Resolution of Independence Moved by R. H. Lee for the Virginia Delegation
[7 June 1776]
- That1 these United Colonies are, and of right ought to be, free and independent States, that they are absolved from all allegiance to the British Crown, and that all political connection between them and the State of Great Britain is, and ought to be, totally dissolved.
- That it is expedient forthwith to take the most effectual measures for forming foreign Alliances.
- That a plan of confederation be prepared and transmitted to the respective Colonies for their consideration and approbation.
- [On verso in several hands as indicated:]
- Resolved that it is the opinion of this Committee tha[t] the first Resolution2 be postponed to this day three weeks and that in the mean time3 least any time should be lost in case the Congress agree to this resolution4 a committee be appointed to prepare a Declaration to the effect of the said first resolution.5
MS (DLC: PCC, No. 23); in R. H. Lee’s hand; slightly worn and torn at the lateral edges.

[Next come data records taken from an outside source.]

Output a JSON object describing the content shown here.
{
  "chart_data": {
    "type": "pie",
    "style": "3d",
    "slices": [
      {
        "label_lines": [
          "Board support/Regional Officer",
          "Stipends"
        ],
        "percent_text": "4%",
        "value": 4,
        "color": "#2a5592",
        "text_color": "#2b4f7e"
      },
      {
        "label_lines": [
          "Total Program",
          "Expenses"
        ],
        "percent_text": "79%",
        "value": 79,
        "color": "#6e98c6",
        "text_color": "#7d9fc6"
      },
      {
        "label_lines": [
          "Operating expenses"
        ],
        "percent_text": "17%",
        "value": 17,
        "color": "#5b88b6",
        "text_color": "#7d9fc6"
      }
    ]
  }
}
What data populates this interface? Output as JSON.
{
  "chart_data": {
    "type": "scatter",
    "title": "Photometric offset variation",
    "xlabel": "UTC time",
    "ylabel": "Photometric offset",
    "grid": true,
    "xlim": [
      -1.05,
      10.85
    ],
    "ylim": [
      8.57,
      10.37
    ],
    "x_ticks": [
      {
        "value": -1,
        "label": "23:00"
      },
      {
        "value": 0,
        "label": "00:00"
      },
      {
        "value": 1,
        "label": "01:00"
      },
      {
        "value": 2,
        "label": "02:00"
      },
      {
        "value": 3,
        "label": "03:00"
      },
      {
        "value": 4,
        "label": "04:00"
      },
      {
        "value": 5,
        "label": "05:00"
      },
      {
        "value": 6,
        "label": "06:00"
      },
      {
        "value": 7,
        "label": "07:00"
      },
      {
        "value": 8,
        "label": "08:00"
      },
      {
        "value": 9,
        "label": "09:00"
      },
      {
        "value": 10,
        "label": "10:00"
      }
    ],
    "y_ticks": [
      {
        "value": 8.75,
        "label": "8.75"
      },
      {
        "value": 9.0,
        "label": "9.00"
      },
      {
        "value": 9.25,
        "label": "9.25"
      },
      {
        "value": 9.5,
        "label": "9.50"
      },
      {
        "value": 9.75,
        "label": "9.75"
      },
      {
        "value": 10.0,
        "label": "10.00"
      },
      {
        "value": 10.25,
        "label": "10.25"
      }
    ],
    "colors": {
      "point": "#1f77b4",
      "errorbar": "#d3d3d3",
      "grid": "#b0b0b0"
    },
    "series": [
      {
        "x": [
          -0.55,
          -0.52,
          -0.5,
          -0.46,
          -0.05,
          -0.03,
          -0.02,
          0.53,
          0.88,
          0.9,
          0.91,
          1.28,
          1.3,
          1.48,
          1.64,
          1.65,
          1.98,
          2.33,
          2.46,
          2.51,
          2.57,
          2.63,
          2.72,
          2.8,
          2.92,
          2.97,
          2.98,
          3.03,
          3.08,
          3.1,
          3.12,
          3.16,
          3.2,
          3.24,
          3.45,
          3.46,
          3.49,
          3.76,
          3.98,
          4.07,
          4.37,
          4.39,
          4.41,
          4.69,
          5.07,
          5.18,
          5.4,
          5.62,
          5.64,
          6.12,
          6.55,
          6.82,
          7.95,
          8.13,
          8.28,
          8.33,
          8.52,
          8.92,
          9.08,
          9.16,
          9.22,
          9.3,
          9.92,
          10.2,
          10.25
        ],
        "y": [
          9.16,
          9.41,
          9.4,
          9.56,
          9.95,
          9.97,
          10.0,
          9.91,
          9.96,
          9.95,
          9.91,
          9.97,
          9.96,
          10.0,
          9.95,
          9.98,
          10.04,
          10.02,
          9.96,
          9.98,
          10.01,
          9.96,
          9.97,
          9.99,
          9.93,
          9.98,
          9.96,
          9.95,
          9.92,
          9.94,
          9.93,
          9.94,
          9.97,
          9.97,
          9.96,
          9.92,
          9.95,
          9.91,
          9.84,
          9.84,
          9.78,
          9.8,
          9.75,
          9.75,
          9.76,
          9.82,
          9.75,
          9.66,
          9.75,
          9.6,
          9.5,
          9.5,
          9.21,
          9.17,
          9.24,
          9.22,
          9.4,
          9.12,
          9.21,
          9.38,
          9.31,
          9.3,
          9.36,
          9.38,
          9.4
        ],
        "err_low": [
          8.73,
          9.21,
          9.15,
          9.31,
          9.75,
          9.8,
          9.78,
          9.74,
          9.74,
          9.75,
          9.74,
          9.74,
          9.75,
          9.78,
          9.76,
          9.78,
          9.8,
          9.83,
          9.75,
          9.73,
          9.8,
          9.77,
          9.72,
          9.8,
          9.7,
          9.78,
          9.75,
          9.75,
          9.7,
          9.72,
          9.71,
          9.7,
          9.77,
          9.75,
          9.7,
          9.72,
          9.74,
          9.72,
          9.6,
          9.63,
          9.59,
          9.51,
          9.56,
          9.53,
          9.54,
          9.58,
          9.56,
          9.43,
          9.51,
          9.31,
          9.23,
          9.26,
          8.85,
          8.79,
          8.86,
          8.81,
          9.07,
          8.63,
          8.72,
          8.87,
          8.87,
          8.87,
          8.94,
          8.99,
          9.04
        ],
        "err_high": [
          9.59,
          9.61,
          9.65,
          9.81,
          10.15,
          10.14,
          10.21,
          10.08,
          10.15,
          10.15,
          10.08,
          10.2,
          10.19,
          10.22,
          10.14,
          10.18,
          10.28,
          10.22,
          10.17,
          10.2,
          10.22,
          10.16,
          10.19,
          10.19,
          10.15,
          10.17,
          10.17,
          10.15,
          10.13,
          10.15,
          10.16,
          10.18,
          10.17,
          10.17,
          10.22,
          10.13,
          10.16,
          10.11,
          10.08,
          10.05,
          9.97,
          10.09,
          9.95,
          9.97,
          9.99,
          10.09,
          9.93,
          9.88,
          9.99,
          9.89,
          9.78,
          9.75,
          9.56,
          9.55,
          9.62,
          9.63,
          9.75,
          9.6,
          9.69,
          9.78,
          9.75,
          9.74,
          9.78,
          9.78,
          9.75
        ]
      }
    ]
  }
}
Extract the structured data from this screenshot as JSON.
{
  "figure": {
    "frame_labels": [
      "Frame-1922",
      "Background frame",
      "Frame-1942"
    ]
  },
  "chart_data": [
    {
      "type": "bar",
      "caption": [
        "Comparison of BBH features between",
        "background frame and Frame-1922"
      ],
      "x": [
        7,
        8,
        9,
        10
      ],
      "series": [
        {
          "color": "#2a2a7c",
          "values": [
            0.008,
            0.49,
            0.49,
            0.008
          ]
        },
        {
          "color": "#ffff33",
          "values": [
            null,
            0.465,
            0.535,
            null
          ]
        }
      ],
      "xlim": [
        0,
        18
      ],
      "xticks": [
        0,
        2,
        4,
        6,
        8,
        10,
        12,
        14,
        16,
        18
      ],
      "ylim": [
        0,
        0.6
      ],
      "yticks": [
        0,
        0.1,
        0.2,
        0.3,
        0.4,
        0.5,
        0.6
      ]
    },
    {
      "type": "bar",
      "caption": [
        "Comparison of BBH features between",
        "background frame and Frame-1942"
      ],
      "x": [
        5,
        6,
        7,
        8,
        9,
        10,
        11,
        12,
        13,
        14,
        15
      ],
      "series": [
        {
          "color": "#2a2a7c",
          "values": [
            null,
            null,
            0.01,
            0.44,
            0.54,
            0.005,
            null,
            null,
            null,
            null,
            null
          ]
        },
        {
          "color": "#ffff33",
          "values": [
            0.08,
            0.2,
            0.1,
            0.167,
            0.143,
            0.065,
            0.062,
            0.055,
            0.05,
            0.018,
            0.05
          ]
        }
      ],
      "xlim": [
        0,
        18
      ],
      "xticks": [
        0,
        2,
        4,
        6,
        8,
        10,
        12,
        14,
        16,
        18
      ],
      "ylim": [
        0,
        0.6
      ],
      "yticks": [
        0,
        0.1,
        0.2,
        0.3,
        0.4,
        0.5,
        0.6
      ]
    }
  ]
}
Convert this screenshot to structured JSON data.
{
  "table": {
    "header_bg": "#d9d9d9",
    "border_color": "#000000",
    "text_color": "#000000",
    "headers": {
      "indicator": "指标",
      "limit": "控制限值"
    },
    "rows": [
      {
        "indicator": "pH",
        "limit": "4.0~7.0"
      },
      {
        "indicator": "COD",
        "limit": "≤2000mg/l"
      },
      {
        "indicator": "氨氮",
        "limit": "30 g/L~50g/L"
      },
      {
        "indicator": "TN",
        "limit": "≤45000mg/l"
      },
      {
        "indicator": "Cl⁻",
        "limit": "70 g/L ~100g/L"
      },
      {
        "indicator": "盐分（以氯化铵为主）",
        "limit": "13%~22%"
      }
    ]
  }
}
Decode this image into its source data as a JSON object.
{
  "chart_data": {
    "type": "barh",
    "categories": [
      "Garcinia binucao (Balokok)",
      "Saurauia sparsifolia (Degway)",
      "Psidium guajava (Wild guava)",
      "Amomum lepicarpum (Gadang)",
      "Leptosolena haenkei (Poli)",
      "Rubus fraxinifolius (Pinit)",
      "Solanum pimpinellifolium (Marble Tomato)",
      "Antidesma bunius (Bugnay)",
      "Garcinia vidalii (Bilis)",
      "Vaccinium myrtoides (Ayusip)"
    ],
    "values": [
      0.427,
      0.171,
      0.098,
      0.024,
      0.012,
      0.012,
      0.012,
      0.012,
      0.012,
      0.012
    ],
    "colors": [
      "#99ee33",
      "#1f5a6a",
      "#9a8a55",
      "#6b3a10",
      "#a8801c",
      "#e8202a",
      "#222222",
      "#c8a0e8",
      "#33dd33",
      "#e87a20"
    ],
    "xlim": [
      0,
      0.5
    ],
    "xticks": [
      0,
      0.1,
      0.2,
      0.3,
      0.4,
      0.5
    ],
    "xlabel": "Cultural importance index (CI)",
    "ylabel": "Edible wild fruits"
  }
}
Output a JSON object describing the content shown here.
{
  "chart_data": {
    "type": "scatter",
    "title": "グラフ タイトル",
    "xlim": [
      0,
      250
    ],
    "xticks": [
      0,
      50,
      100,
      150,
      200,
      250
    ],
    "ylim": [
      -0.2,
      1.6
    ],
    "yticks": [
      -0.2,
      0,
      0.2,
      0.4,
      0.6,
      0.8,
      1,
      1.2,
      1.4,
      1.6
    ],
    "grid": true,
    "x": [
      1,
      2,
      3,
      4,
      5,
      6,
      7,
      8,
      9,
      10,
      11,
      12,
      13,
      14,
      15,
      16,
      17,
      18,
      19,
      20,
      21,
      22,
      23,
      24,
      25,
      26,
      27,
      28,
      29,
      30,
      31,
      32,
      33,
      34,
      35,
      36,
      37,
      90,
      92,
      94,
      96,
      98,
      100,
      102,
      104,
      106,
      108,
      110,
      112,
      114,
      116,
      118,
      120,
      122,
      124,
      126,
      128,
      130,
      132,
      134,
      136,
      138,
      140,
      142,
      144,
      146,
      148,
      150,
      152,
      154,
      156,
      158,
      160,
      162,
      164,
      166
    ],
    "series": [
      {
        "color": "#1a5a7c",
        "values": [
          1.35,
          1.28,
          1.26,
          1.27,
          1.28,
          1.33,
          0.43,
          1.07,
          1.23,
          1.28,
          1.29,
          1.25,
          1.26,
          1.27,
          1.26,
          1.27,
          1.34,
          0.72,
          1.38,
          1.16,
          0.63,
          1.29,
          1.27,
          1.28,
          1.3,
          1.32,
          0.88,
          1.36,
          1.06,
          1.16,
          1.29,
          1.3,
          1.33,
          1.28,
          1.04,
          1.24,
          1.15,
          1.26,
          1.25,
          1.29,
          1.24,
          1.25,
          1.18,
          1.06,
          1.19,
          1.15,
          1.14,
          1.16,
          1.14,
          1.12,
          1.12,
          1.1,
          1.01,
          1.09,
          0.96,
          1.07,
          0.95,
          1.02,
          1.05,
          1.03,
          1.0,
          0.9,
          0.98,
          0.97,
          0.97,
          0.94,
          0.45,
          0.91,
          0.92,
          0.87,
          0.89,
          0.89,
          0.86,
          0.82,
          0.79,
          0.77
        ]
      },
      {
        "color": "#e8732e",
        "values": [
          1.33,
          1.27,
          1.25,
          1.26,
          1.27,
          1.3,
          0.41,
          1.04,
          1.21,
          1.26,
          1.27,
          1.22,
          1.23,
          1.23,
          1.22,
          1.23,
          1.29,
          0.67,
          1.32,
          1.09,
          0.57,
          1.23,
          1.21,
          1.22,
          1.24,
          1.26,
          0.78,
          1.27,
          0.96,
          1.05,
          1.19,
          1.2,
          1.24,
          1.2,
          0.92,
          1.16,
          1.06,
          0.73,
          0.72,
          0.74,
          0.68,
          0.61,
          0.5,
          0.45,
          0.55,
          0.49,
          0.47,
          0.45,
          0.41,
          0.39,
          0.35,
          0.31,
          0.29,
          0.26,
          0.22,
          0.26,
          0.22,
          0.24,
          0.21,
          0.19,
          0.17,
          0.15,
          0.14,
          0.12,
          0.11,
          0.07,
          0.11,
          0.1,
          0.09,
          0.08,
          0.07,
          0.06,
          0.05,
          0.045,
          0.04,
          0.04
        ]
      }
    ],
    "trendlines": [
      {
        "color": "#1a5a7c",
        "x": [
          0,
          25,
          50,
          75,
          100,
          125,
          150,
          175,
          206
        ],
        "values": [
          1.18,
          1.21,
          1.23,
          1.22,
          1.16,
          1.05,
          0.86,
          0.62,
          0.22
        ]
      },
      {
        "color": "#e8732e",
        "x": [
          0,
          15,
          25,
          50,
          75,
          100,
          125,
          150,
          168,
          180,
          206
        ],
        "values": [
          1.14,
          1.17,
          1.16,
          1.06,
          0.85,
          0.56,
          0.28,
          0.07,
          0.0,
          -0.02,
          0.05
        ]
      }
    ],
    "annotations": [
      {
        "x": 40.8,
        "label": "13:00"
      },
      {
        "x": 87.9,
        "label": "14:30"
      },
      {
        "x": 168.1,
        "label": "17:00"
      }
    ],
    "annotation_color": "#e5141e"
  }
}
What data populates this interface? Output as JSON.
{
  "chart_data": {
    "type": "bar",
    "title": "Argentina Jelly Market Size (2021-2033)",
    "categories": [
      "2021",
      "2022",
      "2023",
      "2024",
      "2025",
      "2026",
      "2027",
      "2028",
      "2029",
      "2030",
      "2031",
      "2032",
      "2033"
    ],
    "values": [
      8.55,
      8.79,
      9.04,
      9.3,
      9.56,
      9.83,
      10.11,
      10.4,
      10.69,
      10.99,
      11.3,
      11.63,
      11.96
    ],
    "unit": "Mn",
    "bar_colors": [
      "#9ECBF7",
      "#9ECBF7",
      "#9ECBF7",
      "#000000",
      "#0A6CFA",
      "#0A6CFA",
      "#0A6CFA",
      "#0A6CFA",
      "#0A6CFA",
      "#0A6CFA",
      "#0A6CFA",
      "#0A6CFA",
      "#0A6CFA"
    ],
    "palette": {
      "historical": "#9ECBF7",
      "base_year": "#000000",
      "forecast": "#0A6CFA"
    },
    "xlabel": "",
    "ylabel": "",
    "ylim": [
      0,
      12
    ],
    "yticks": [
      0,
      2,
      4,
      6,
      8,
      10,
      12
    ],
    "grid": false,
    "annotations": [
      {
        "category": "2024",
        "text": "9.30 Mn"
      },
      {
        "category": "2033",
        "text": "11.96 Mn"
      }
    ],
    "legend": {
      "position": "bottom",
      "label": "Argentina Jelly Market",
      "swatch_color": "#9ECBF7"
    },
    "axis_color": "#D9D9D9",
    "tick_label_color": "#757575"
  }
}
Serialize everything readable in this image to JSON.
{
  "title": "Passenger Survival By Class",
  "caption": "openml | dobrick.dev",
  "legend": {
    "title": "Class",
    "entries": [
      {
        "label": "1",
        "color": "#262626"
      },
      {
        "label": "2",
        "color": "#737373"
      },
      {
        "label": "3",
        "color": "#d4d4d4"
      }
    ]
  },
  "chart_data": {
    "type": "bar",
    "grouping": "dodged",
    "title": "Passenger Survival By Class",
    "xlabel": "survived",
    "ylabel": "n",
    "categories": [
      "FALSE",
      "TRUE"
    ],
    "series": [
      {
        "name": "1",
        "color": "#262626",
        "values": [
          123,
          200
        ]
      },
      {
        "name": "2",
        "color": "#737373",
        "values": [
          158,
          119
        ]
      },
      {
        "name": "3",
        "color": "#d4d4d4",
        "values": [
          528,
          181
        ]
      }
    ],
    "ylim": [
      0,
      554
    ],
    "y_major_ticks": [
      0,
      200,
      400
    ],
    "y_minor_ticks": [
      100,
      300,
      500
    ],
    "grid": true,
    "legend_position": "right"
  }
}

Endorsed by Charles Thomson: “[J]une 7, 1776. No. 4. Resolutions moved June 7th. 1776. referred for consideration till to morrow respecting Independanc[e or y] of the U.S.”
The present Resolution was introduced in accordance with the instructions sent to the Virginia delegation by the Convention of that colony, 15 May 1776, q.v. Written and introduced by R. H. Lee and seconded by John Adams, it was considered by TJ to be a motion by the Virginia delegation (John Adams, “Autobiography,” Works, iii, 51; Adams to Richard H. Lee, 24 Feb. 1821, same, x, 396; also, James Madison to Thomas Ritchie, 13 Aug. 1822, in Writings, ed. Hunt, ix, 110–11). Discussion of the Resolution was deferred until the following day (a Saturday), when it was debated in a committee of the whole, as it was again on Monday, 10 June; on the latter day the committee of the whole reported and Congress adopted the additional (fourth) resolution above (JCC description begins Worthington C. Ford and others, eds., Journals of the Continental Congress, 1774–1789, Washington, D.C., 1904–37, 34 vols. description ends , v, 426–9). The purpose of the postponement for three weeks (i.e., until 1 July) was “in order to give the Assemblies of the Middle Colonies an opportunity to take off their restrictions and let their Delegates unite in the measure” (Elbridge Gerry to James Warren, 11 June 1776, Burnett, Letters of Members, I, No. 699); TJ in his Notes on Debates lists the colonies requiring the postponement as New York, New Jersey, Pennsylvania, Delaware, Maryland, and South Carolina.
1. Here an insertion, apparently “the good people of,” was made and crossed out.
2. Up to this point this paragraph is in the hand of Benjamin Harrison, chairman of the committee of the whole.
3. Preceding words in Thomson’s hand.
4. Preceding words are written below, with a mark of insertion, in R. R. Livingston’s hand.
5. The Resolution is completed in Thomson’s hand.